В автобусе сидим. Народу надо в город. Шофёр – не знаю кто? – сердито курит кент. Вот некто – пассажир, торжественно заходит, с кармана достаёт свой проездной билет.
В салоне мало мест, а тут ещё старуха с баулами вошла и ищет где присесть. На улице жара сильна и в горле сухо. Кондуктор оплатить нас просит за проезд.
Вошли (как их назвать?) две женщины в автобус, осанисты, их две, но молодость одна у этой и другой. Вослед им трое вторглись, в чьих лицах пустота отчётливо видна.
Судачит молодёжь.
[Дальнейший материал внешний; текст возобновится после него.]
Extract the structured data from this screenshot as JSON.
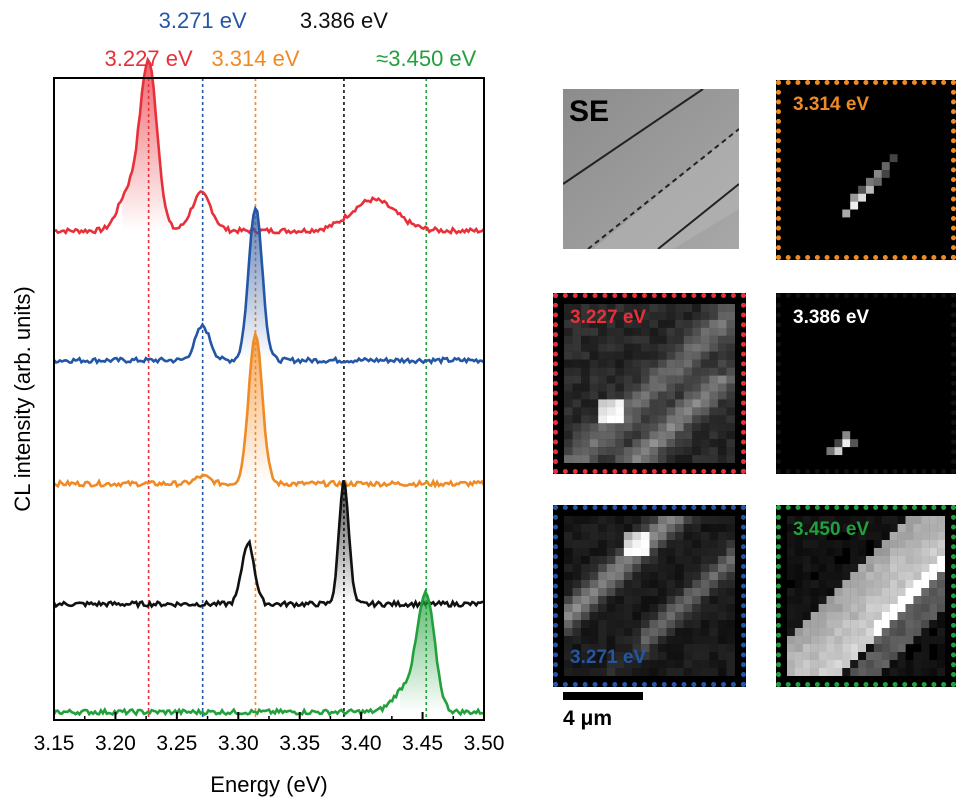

Простонародной речи шёл говор по углам салона и дошёл до слуха моего, но говор этой встречи со мной не снёс, что не впервой, и прочь ушёл.
Брат брату говорит, что было бы не плохо на зиму обрести дешевого угля. А девушка сидит, листает томик Блока, она приобрела его за два рубля.
Клепают на судьбу и жалуются тётки. Приспичило пенять на власть двум корешам: «Я, – говорит один второму: – жить без водки могу. А власть твоя не может ни шиша…»
Две дамы, две сестры, с диковинной причёской, о бытовых делах свой диалог ведут. Стоит седой старик с поклажей, пьяный в доску и видно по нему, что с властью не в ладу.
Мне говорит мужик на языке науки неведомому мне и слуху моему, что эдак в мире есть пособие от скуки, но что это уже – не скажет никому.
А трое, что вошли: ведут себя как должно, им будет недосуг писать и сочинять о пьяном старике, о мужике вельможе, о дамах, обо мне, о бабках и про власть.
На лицах столь живых и сильных пассажиров глубокую тоску и грусть не отодрать. Что будет если я, безбожных старожилов отселева в свою всех заберу тетрадь?
Мой грамотей нелеп и не чета Нерону. Не знаю почему, вдруг по селу взгрустнул. Шофёр завёл мотор. Автобус с места тронул. Автобус тронул в город и в степи утонул.